Multimodal Machine learning is one of the fastest growing areas of machine learning. Often seen as one of the holy grails of AI, it is concerned with joint modeling of multiple modalities to better model natural phenomena. My research in this area includes finding new theoretical justification of multimodal learning, as well as novel empirical methods for fusion, alignment, and co-learning.
Theoretical and Empirical Foundations of Multimodality
Neural Models of Fusion
Fast Stochastic Inference Models under Uncertainty
Multimodal Active Learning, Meta-Learning and Reinforcement Learning
Machine Learning and Multimodality
Allowing neural models to build priors and beliefs from natural interactions is among core challenges in AI. Communication, reasoning and interaction with humans and environment require in-depth studies of computational models, as well as novel resources.

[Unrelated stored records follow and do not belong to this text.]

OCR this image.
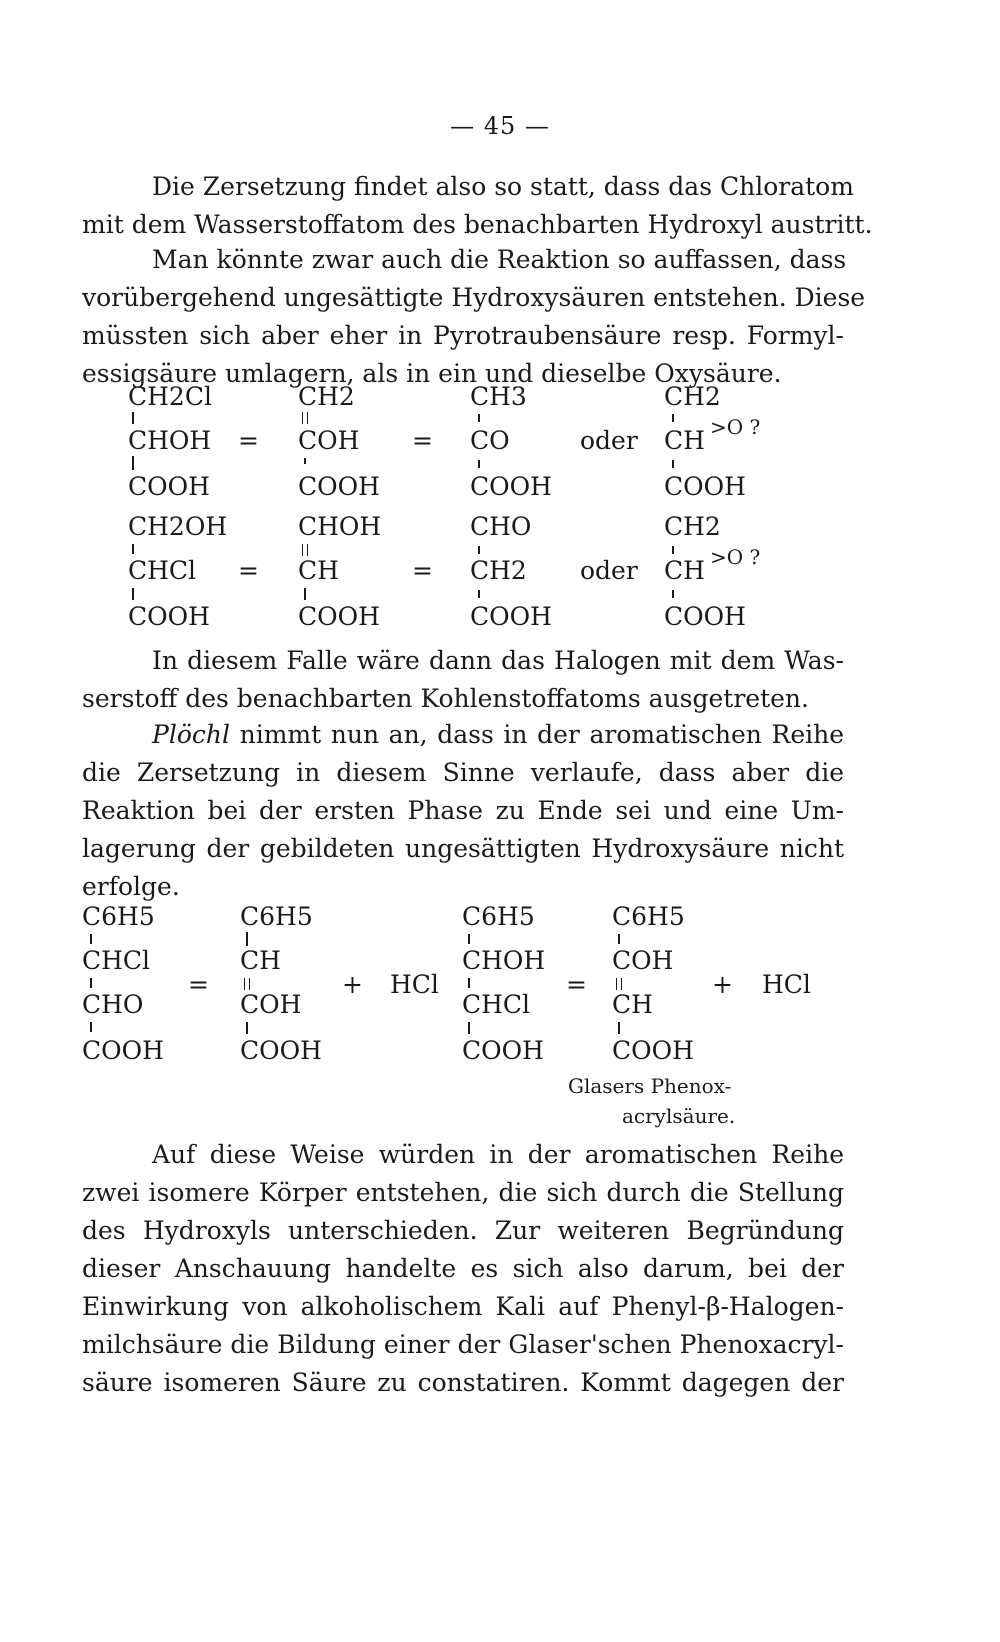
— 45 —
Die Zersetzung findet also so statt, dass das Chloratom
mit dem Wasserstoffatom des benachbarten Hydroxyl austritt.
Man könnte zwar auch die Reaktion so auffassen, dass
vorübergehend ungesättigte Hydroxysäuren entstehen. Diese
müssten sich aber eher in Pyrotraubensäure resp. Formyl-
essigsäure umlagern, als in ein und dieselbe Oxysäure.
CH2Cl
CHOH
COOH
=
CH2
COH
COOH
=
CH3
CO
COOH
oder
CH2
CH >O ?
COOH
CH2OH
CHCl
COOH
=
CHOH
CH
COOH
=
CHO
CH2
COOH
oder
CH2
CH >O ?
COOH
In diesem Falle wäre dann das Halogen mit dem Was-
serstoff des benachbarten Kohlenstoffatoms ausgetreten.
Plöchl nimmt nun an, dass in der aromatischen Reihe
die Zersetzung in diesem Sinne verlaufe, dass aber die
Reaktion bei der ersten Phase zu Ende sei und eine Um-
lagerung der gebildeten ungesättigten Hydroxysäure nicht
erfolge.
C6H5
CHCl
CHO
COOH
=
C6H5
CH
COH
COOH
+ HCl
C6H5
CHOH
CHCl
COOH
=
C6H5
COH
CH
COOH
+ HCl
Glasers Phenox-
acrylsäure.
Auf diese Weise würden in der aromatischen Reihe
zwei isomere Körper entstehen, die sich durch die Stellung
des Hydroxyls unterschieden. Zur weiteren Begründung
dieser Anschauung handelte es sich also darum, bei der
Einwirkung von alkoholischem Kali auf Phenyl-β-Halogen-
milchsäure die Bildung einer der Glaser'schen Phenoxacryl-
säure isomeren Säure zu constatiren. Kommt dagegen der
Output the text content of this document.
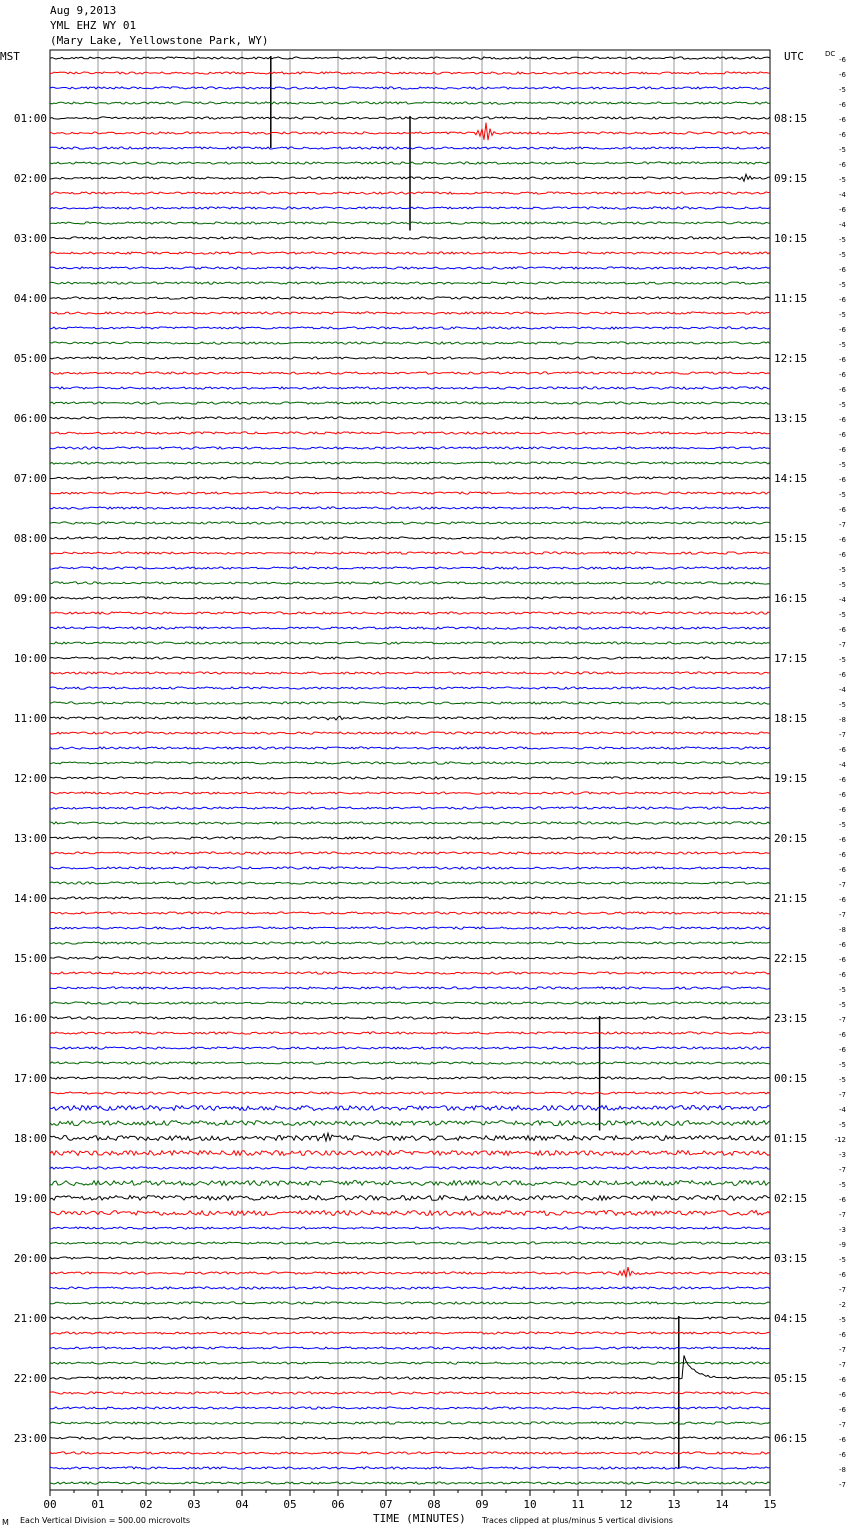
Aug 9,2013
YML EHZ WY 01
(Mary Lake, Yellowstone Park, WY)
MST	UTC	DC
TIME (MINUTES)
Each Vertical Division = 500.00 microvolts	Traces clipped at plus/minus 5 vertical divisions
M
00	01	02	03	04	05	06	07	08	09	10	11	12	13	14	15
-6
-6
-5
-6
-6
-6
-5
-6
-5
-4
-6
-4
-5
-5
-6
-5
-6
-5
-6
-5
-6
-6
-6
-5
-6
-6
-6
-5
-6
-5
-6
-7
-6
-6
-5
-5
-4
-5
-6
-7
-5
-6
-4
-5
-8
-7
-6
-4
-6
-6
-6
-5
-6
-6
-6
-7
-6
-7
-8
-6
-6
-6
-5
-5
-7
-6
-6
-5
-5
-7
-4
-5
-12
-3
-7
-5
-6
-7
-3
-9
-5
-6
-7
-2
-5
-6
-7
-7
-6
-6
-6
-7
-6
-6
-8
-7
01:00
02:00
03:00
04:00
05:00
06:00
07:00
08:00
09:00
10:00
11:00
12:00
13:00
14:00
15:00
16:00
17:00
18:00
19:00
20:00
21:00
22:00
23:00
08:15
09:15
10:15
11:15
12:15
13:15
14:15
15:15
16:15
17:15
18:15
19:15
20:15
21:15
22:15
23:15
00:15
01:15
02:15
03:15
04:15
05:15
06:15
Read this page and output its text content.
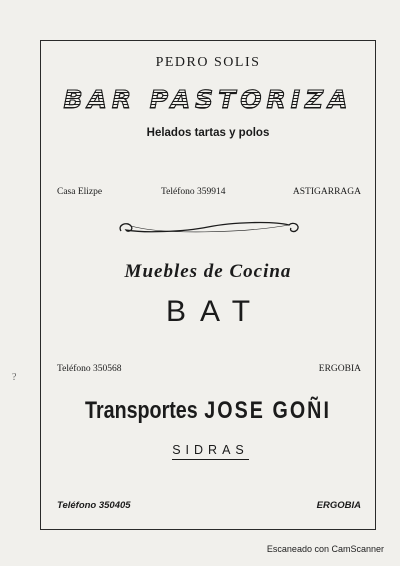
PEDRO SOLIS
BAR PASTORIZA
Helados tartas y polos
Casa Elizpe	Teléfono 359914	ASTIGARRAGA
Muebles de Cocina
BAT
Teléfono 350568	ERGOBIA
Transportes JOSE GOÑI
SIDRAS
Teléfono 350405	ERGOBIA
?
Escaneado con CamScanner
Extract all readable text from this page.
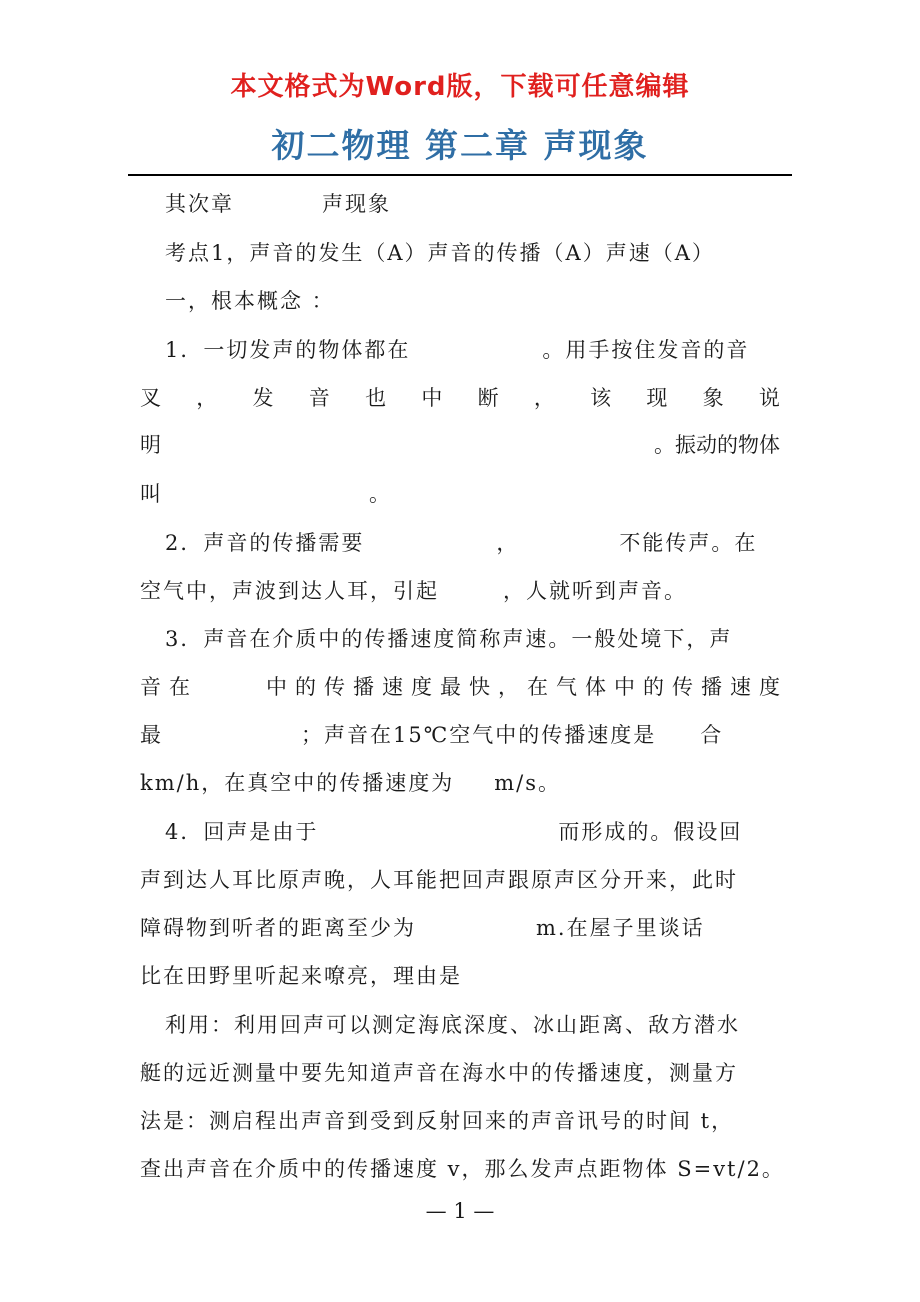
本文格式为Word版，下载可任意编辑
初二物理 第二章 声现象
其次章	声现象
考点1，声音的发生（A）声音的传播（A）声速（A）
一，根本概念 ：
1．一切发声的物体都在	。用手按住发音的音
叉 ， 发 音 也 中 断 ， 该 现 象 说
明	。振动的物体
叫	。
2．声音的传播需要	，	不能传声。在
空气中，声波到达人耳，引起	，人就听到声音。
3．声音在介质中的传播速度简称声速。一般处境下，声
音 在	中 的 传 播 速 度 最 快 ， 在 气 体 中 的 传 播 速 度
最	；声音在15℃空气中的传播速度是 合
km/h，在真空中的传播速度为 m/s。
4．回声是由于	而形成的。假设回
声到达人耳比原声晚，人耳能把回声跟原声区分开来，此时
障碍物到听者的距离至少为	m.在屋子里谈话
比在田野里听起来嘹亮，理由是
利用：利用回声可以测定海底深度、冰山距离、敌方潜水
艇的远近测量中要先知道声音在海水中的传播速度，测量方
法是：测启程出声音到受到反射回来的声音讯号的时间 t，
查出声音在介质中的传播速度 v，那么发声点距物体 S=vt/2。
— 1 —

Multimodal Language Modeling
Artificial Social Intelligence
Multimodal Casual Prediction
Multimodal Communication and Reasoning
Multimodal sensing is an essential part of AI. From advanced neural models, to explainable statistics, multimodal sensing bridges the gap between the realm of AI and the real world. My research in this area is focused on visual sensing of human face and body, recognition of auditory cues, as well as social perceptions. A particular area of my research is exporting such technology to low-resource robots and environments.